Twenty-four-hour-old lambs rely more on maternal behavior than on the learning of
individual characteristics to discriminate between their own and an alien mother.
Terrazas A(1), Nowak R, Serafín N, Ferreira G, Lévy F, Poindron P.
(1)Centro de Neurobiologia, UNAM, AP 1-141 Querétaro, 76001 QRO. México.
Lambs can discriminate their own mother from an alien dam on the first day of
life, suggesting the recognition of individual physical characteristics of the
mother. Alternatively, their choice may depend on behavioral differences existing
between the ewes because of their maternal selectivity. To clarify this, the
ability of 24-hr-old lambs to discriminate between their own and an alien mother,
that were either intact and accept only their own lamb at nursing (i.e.,
selective, n = 19) or anosmic, which nurse indiscriminately alien lambs as well
as their own (i.e., nonselective, n = 24), was assessed by a 5-min, two-choice
test.

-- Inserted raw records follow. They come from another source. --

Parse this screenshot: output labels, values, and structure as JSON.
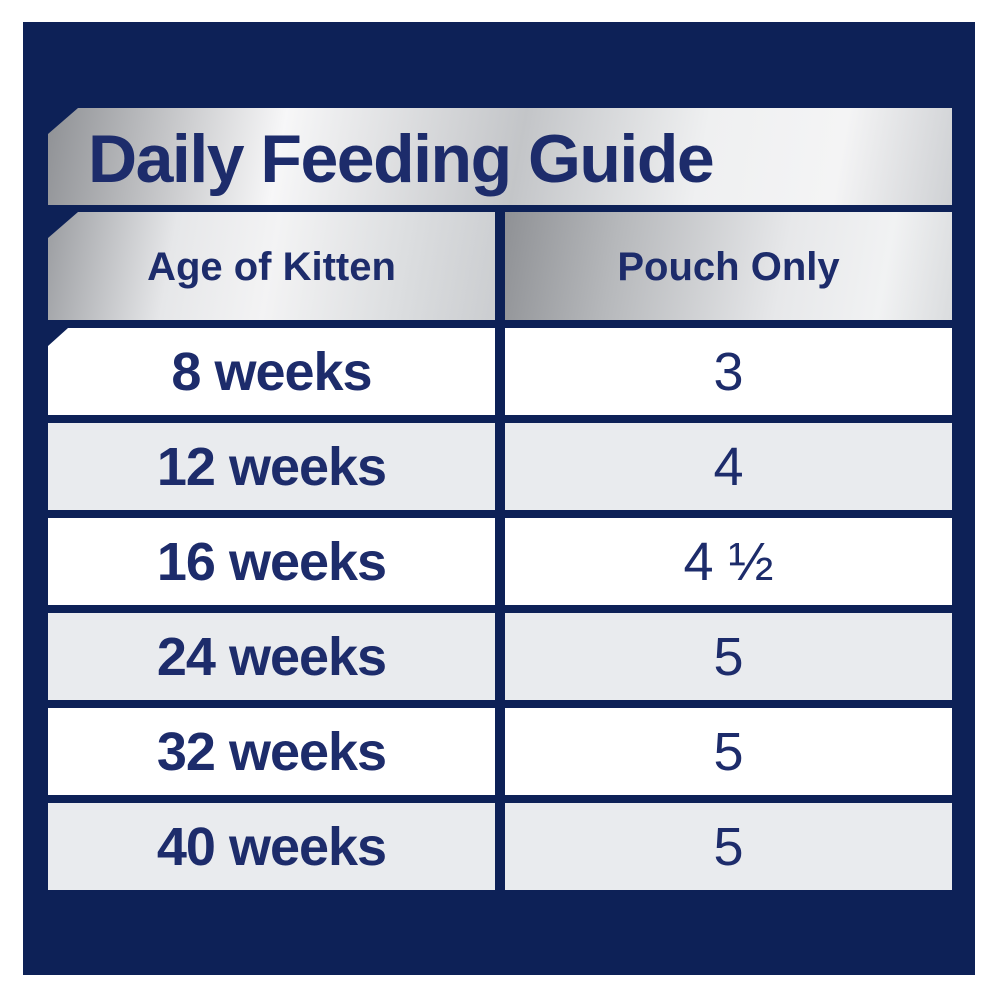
{
  "title": "Daily Feeding Guide",
  "table": {
    "columns": [
      {
        "label": "Age of Kitten"
      },
      {
        "label": "Pouch Only"
      }
    ],
    "rows": [
      {
        "age": "8 weeks",
        "pouches": "3"
      },
      {
        "age": "12 weeks",
        "pouches": "4"
      },
      {
        "age": "16 weeks",
        "pouches": "4 ½"
      },
      {
        "age": "24 weeks",
        "pouches": "5"
      },
      {
        "age": "32 weeks",
        "pouches": "5"
      },
      {
        "age": "40 weeks",
        "pouches": "5"
      }
    ]
  },
  "colors": {
    "panel_navy": "#0d2157",
    "text_navy": "#1d2c6b",
    "row_white": "#ffffff",
    "row_gray": "#e9ebee",
    "silver_dark": "#8f9195",
    "silver_light": "#f5f5f6"
  }
}
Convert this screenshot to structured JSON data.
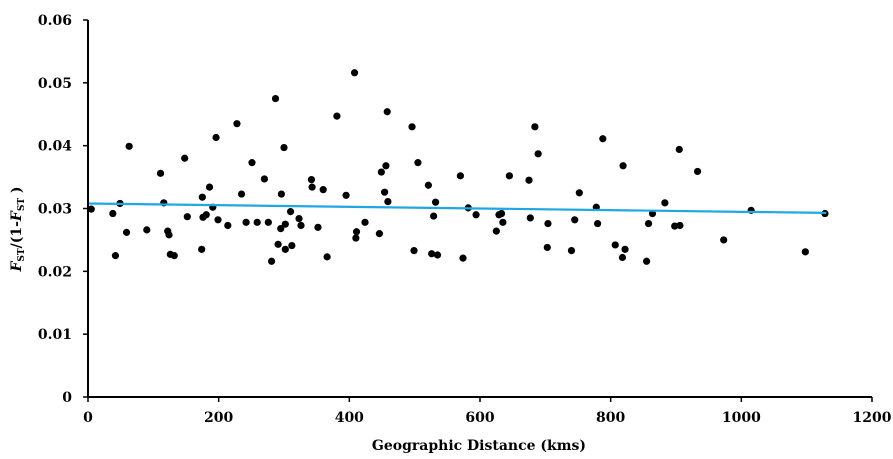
{
  "chart_data": {
    "type": "scatter",
    "title": "",
    "xlabel": "Geographic Distance (kms)",
    "ylabel": {
      "f1": "F",
      "sub1": "ST",
      "mid": "/(1-",
      "f2": "F",
      "sub2": "ST",
      "end": " )"
    },
    "xlim": [
      0,
      1200
    ],
    "ylim": [
      0,
      0.06
    ],
    "x_ticks": [
      "0",
      "200",
      "400",
      "600",
      "800",
      "1000",
      "1200"
    ],
    "y_ticks": [
      "0",
      "0.01",
      "0.02",
      "0.03",
      "0.04",
      "0.05",
      "0.06"
    ],
    "grid": false,
    "legend": "none",
    "colors": {
      "points": "#000000",
      "trendline": "#1ea7e1",
      "axis": "#000000"
    },
    "trendline": {
      "x": [
        0,
        1130
      ],
      "y": [
        0.0308,
        0.0293
      ]
    },
    "points": [
      [
        5,
        0.0299
      ],
      [
        38,
        0.0292
      ],
      [
        42,
        0.0225
      ],
      [
        49,
        0.0308
      ],
      [
        59,
        0.0262
      ],
      [
        63,
        0.0399
      ],
      [
        90,
        0.0266
      ],
      [
        111,
        0.0356
      ],
      [
        116,
        0.0309
      ],
      [
        122,
        0.0264
      ],
      [
        124,
        0.0258
      ],
      [
        126,
        0.0227
      ],
      [
        132,
        0.0225
      ],
      [
        148,
        0.038
      ],
      [
        152,
        0.0287
      ],
      [
        174,
        0.0235
      ],
      [
        175,
        0.0318
      ],
      [
        176,
        0.0286
      ],
      [
        181,
        0.029
      ],
      [
        186,
        0.0334
      ],
      [
        191,
        0.0302
      ],
      [
        196,
        0.0413
      ],
      [
        199,
        0.0282
      ],
      [
        214,
        0.0273
      ],
      [
        228,
        0.0435
      ],
      [
        235,
        0.0323
      ],
      [
        242,
        0.0278
      ],
      [
        251,
        0.0373
      ],
      [
        259,
        0.0278
      ],
      [
        270,
        0.0347
      ],
      [
        276,
        0.0278
      ],
      [
        281,
        0.0216
      ],
      [
        287,
        0.0475
      ],
      [
        291,
        0.0243
      ],
      [
        295,
        0.0268
      ],
      [
        296,
        0.0323
      ],
      [
        300,
        0.0397
      ],
      [
        302,
        0.0235
      ],
      [
        302,
        0.0275
      ],
      [
        310,
        0.0295
      ],
      [
        312,
        0.0241
      ],
      [
        323,
        0.0284
      ],
      [
        326,
        0.0273
      ],
      [
        342,
        0.0346
      ],
      [
        343,
        0.0334
      ],
      [
        352,
        0.027
      ],
      [
        360,
        0.033
      ],
      [
        366,
        0.0223
      ],
      [
        381,
        0.0447
      ],
      [
        395,
        0.0321
      ],
      [
        408,
        0.0516
      ],
      [
        410,
        0.0253
      ],
      [
        411,
        0.0263
      ],
      [
        424,
        0.0278
      ],
      [
        446,
        0.026
      ],
      [
        449,
        0.0358
      ],
      [
        454,
        0.0326
      ],
      [
        456,
        0.0368
      ],
      [
        458,
        0.0454
      ],
      [
        459,
        0.0311
      ],
      [
        496,
        0.043
      ],
      [
        499,
        0.0233
      ],
      [
        505,
        0.0373
      ],
      [
        521,
        0.0337
      ],
      [
        526,
        0.0228
      ],
      [
        529,
        0.0288
      ],
      [
        532,
        0.031
      ],
      [
        535,
        0.0226
      ],
      [
        570,
        0.0352
      ],
      [
        574,
        0.0221
      ],
      [
        582,
        0.0301
      ],
      [
        594,
        0.029
      ],
      [
        625,
        0.0264
      ],
      [
        629,
        0.029
      ],
      [
        633,
        0.0292
      ],
      [
        635,
        0.0278
      ],
      [
        645,
        0.0352
      ],
      [
        675,
        0.0345
      ],
      [
        677,
        0.0285
      ],
      [
        684,
        0.043
      ],
      [
        689,
        0.0387
      ],
      [
        703,
        0.0238
      ],
      [
        704,
        0.0276
      ],
      [
        740,
        0.0233
      ],
      [
        745,
        0.0282
      ],
      [
        752,
        0.0325
      ],
      [
        778,
        0.0302
      ],
      [
        780,
        0.0276
      ],
      [
        788,
        0.0411
      ],
      [
        807,
        0.0242
      ],
      [
        818,
        0.0222
      ],
      [
        819,
        0.0368
      ],
      [
        822,
        0.0235
      ],
      [
        855,
        0.0216
      ],
      [
        858,
        0.0276
      ],
      [
        864,
        0.0292
      ],
      [
        883,
        0.0309
      ],
      [
        898,
        0.0272
      ],
      [
        905,
        0.0394
      ],
      [
        906,
        0.0273
      ],
      [
        933,
        0.0359
      ],
      [
        973,
        0.025
      ],
      [
        1015,
        0.0297
      ],
      [
        1098,
        0.0231
      ],
      [
        1128,
        0.0292
      ]
    ]
  }
}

With intact dams, lambs spent significantly more time next to their own
mother whereas this was not so in the presence of anosmic dams. Furthermore, in
the intact group, the vocal activity by their own mother differed from that by
the alien dam while this was not so in anosmic ewes. We conclude that 24-hr-old
lambs rely more on the behavior of the ewes to select their dam than on their
individual physical characteristics.